Microsoft Is Teaching Computers to See Like People
The company's researchers are developing systems that process visual information like humans and can answer questions about a photo's content.Microsoft's quest to build computing systems that understand the world around them doesn't end with the company's Project Oxford machine-learning technology. Researchers at the Redmond, Wash., software maker are also developing systems that mimic how humans pull information from the things they see. "When a person is asked about something in a photo, they're taking in a lot of details—a lot of words—to answer questions about it," blogged Microsoft spokesperson Athima Chansanchai. "Now, a team of Microsoft researchers, together with colleagues from Carnegie Mellon University, has created a system that uses computer vision, deep learning and language understanding to analyze images and answer questions the same way humans would." Together, the researchers created a model that "applies multi-step reasoning to answer questions about pictures," said Chansanchai.

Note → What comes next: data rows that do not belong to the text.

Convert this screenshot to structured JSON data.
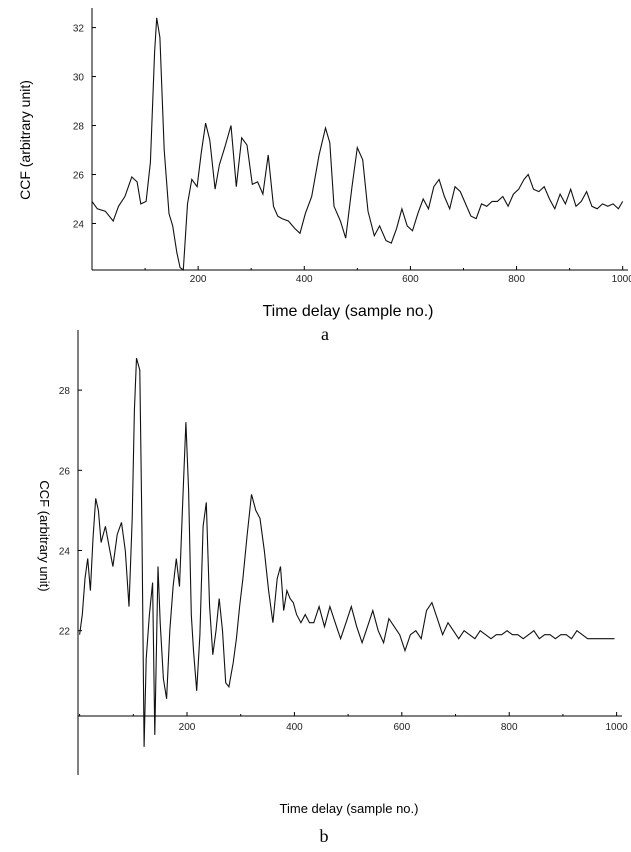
{
  "chart_data": [
    {
      "type": "line",
      "panel_label": "a",
      "xlabel": "Time delay (sample no.)",
      "ylabel": "CCF (arbitrary unit)",
      "xlim": [
        0,
        1010
      ],
      "ylim": [
        22.1,
        32.8
      ],
      "x_ticks": [
        200,
        400,
        600,
        800,
        1000
      ],
      "y_ticks": [
        24,
        26,
        28,
        30,
        32
      ],
      "grid": false,
      "series": [
        {
          "x": [
            0,
            10,
            25,
            40,
            50,
            62,
            75,
            85,
            92,
            102,
            110,
            118,
            122,
            128,
            136,
            145,
            152,
            160,
            166,
            172,
            180,
            188,
            198,
            206,
            214,
            222,
            232,
            240,
            250,
            262,
            272,
            282,
            292,
            302,
            312,
            322,
            332,
            342,
            350,
            358,
            370,
            382,
            392,
            402,
            414,
            428,
            440,
            448,
            456,
            468,
            478,
            490,
            500,
            510,
            520,
            532,
            542,
            554,
            564,
            574,
            584,
            594,
            604,
            614,
            624,
            634,
            644,
            654,
            664,
            674,
            684,
            694,
            704,
            714,
            724,
            734,
            744,
            754,
            764,
            774,
            784,
            794,
            804,
            814,
            822,
            832,
            842,
            852,
            862,
            872,
            882,
            892,
            902,
            912,
            922,
            932,
            942,
            952,
            962,
            972,
            982,
            992,
            1000
          ],
          "y": [
            24.9,
            24.6,
            24.5,
            24.1,
            24.7,
            25.1,
            25.9,
            25.7,
            24.8,
            24.9,
            26.5,
            31.0,
            32.4,
            31.6,
            27.0,
            24.4,
            23.9,
            22.8,
            22.2,
            22.1,
            24.8,
            25.8,
            25.5,
            26.9,
            28.1,
            27.4,
            25.4,
            26.4,
            27.1,
            28.0,
            25.5,
            27.5,
            27.2,
            25.6,
            25.7,
            25.2,
            26.8,
            24.7,
            24.3,
            24.2,
            24.1,
            23.8,
            23.6,
            24.4,
            25.1,
            26.8,
            27.9,
            27.3,
            24.7,
            24.1,
            23.4,
            25.5,
            27.1,
            26.6,
            24.5,
            23.5,
            23.9,
            23.3,
            23.2,
            23.8,
            24.6,
            23.9,
            23.7,
            24.4,
            25.0,
            24.6,
            25.5,
            25.8,
            25.1,
            24.6,
            25.5,
            25.3,
            24.8,
            24.3,
            24.2,
            24.8,
            24.7,
            24.9,
            24.9,
            25.1,
            24.7,
            25.2,
            25.4,
            25.8,
            26.0,
            25.4,
            25.3,
            25.5,
            25.0,
            24.6,
            25.2,
            24.8,
            25.4,
            24.7,
            24.9,
            25.3,
            24.7,
            24.6,
            24.8,
            24.7,
            24.8,
            24.6,
            24.9
          ]
        }
      ]
    },
    {
      "type": "line",
      "panel_label": "b",
      "xlabel": "Time delay (sample no.)",
      "ylabel": "CCF (arbitrary unit)",
      "xlim": [
        -3,
        1010
      ],
      "ylim": [
        18.4,
        29.5
      ],
      "x_ticks": [
        200,
        400,
        600,
        800,
        1000
      ],
      "y_ticks": [
        22,
        24,
        26,
        28
      ],
      "grid": false,
      "series": [
        {
          "x": [
            0,
            5,
            10,
            15,
            20,
            25,
            30,
            35,
            40,
            48,
            55,
            62,
            70,
            78,
            85,
            92,
            98,
            102,
            106,
            112,
            116,
            120,
            124,
            130,
            136,
            140,
            146,
            150,
            156,
            162,
            168,
            174,
            180,
            186,
            192,
            198,
            203,
            208,
            212,
            218,
            224,
            230,
            236,
            242,
            248,
            254,
            260,
            266,
            272,
            278,
            286,
            292,
            298,
            304,
            312,
            320,
            328,
            336,
            344,
            352,
            360,
            368,
            374,
            380,
            386,
            392,
            398,
            404,
            412,
            420,
            428,
            436,
            446,
            456,
            466,
            476,
            486,
            496,
            506,
            516,
            526,
            536,
            546,
            556,
            566,
            576,
            586,
            596,
            606,
            616,
            626,
            636,
            646,
            656,
            666,
            676,
            686,
            696,
            706,
            716,
            726,
            736,
            746,
            756,
            766,
            776,
            786,
            796,
            806,
            816,
            826,
            836,
            846,
            856,
            866,
            876,
            886,
            896,
            906,
            916,
            926,
            936,
            946,
            956,
            966,
            976,
            986,
            996
          ],
          "y": [
            21.9,
            22.4,
            23.3,
            23.8,
            23.0,
            24.3,
            25.3,
            25.0,
            24.2,
            24.6,
            24.1,
            23.6,
            24.4,
            24.7,
            24.0,
            22.6,
            24.8,
            27.5,
            28.8,
            28.5,
            24.6,
            19.1,
            21.3,
            22.4,
            23.2,
            19.4,
            23.6,
            22.2,
            20.8,
            20.3,
            22.0,
            23.1,
            23.8,
            23.1,
            25.2,
            27.2,
            25.5,
            22.4,
            21.5,
            20.5,
            21.9,
            24.6,
            25.2,
            22.6,
            21.4,
            22.0,
            22.8,
            22.0,
            20.7,
            20.6,
            21.2,
            21.8,
            22.6,
            23.3,
            24.4,
            25.4,
            25.0,
            24.8,
            24.0,
            23.0,
            22.2,
            23.3,
            23.6,
            22.5,
            23.0,
            22.8,
            22.7,
            22.4,
            22.2,
            22.4,
            22.2,
            22.2,
            22.6,
            22.1,
            22.6,
            22.2,
            21.8,
            22.2,
            22.6,
            22.1,
            21.7,
            22.1,
            22.5,
            22.0,
            21.7,
            22.3,
            22.1,
            21.9,
            21.5,
            21.9,
            22.0,
            21.8,
            22.5,
            22.7,
            22.3,
            21.9,
            22.2,
            22.0,
            21.8,
            22.0,
            21.9,
            21.8,
            22.0,
            21.9,
            21.8,
            21.9,
            21.9,
            22.0,
            21.9,
            21.9,
            21.8,
            21.9,
            22.0,
            21.8,
            21.9,
            21.9,
            21.8,
            21.9,
            21.9,
            21.8,
            22.0,
            21.9,
            21.8,
            21.8,
            21.8,
            21.8,
            21.8,
            21.8
          ]
        }
      ]
    }
  ]
}
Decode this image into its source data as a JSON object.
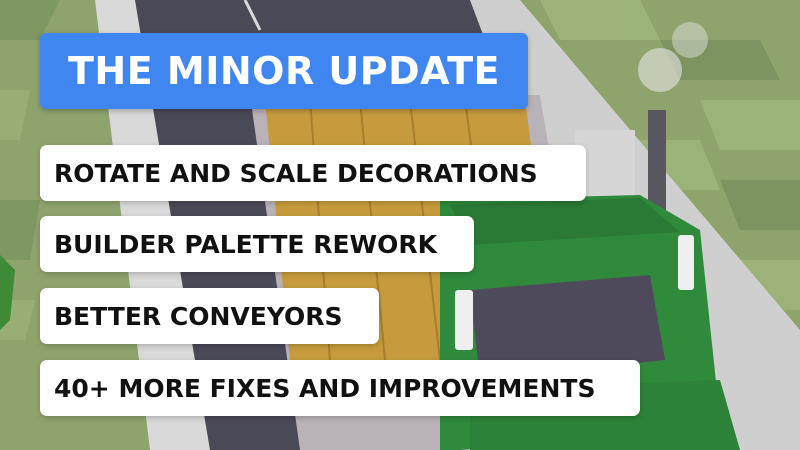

The technology is being advanced by Li Deng, Xiaodong He and Jianfeng Gao from Microsoft Research's Deep Learning Technology Center, along with Carnegie Mellon University researchers Zichao Yang and Alex Smola. "The system takes in information a human set of eyes and brain would, looking at a scene's action (if there is any) and the relationships among multiple visual objects," said Chansanchai. "Though it may sound simple for humans, it's a lot for a computer to learn language and to find answers in an image. But using deep neural networks, it can."
Deng and his group are imbuing the system with the ability to pay attention, focus on visual cues and infer answers progressively to solve problems. It's an advancement in human behavior modeling that was not possible a few years ago, he said.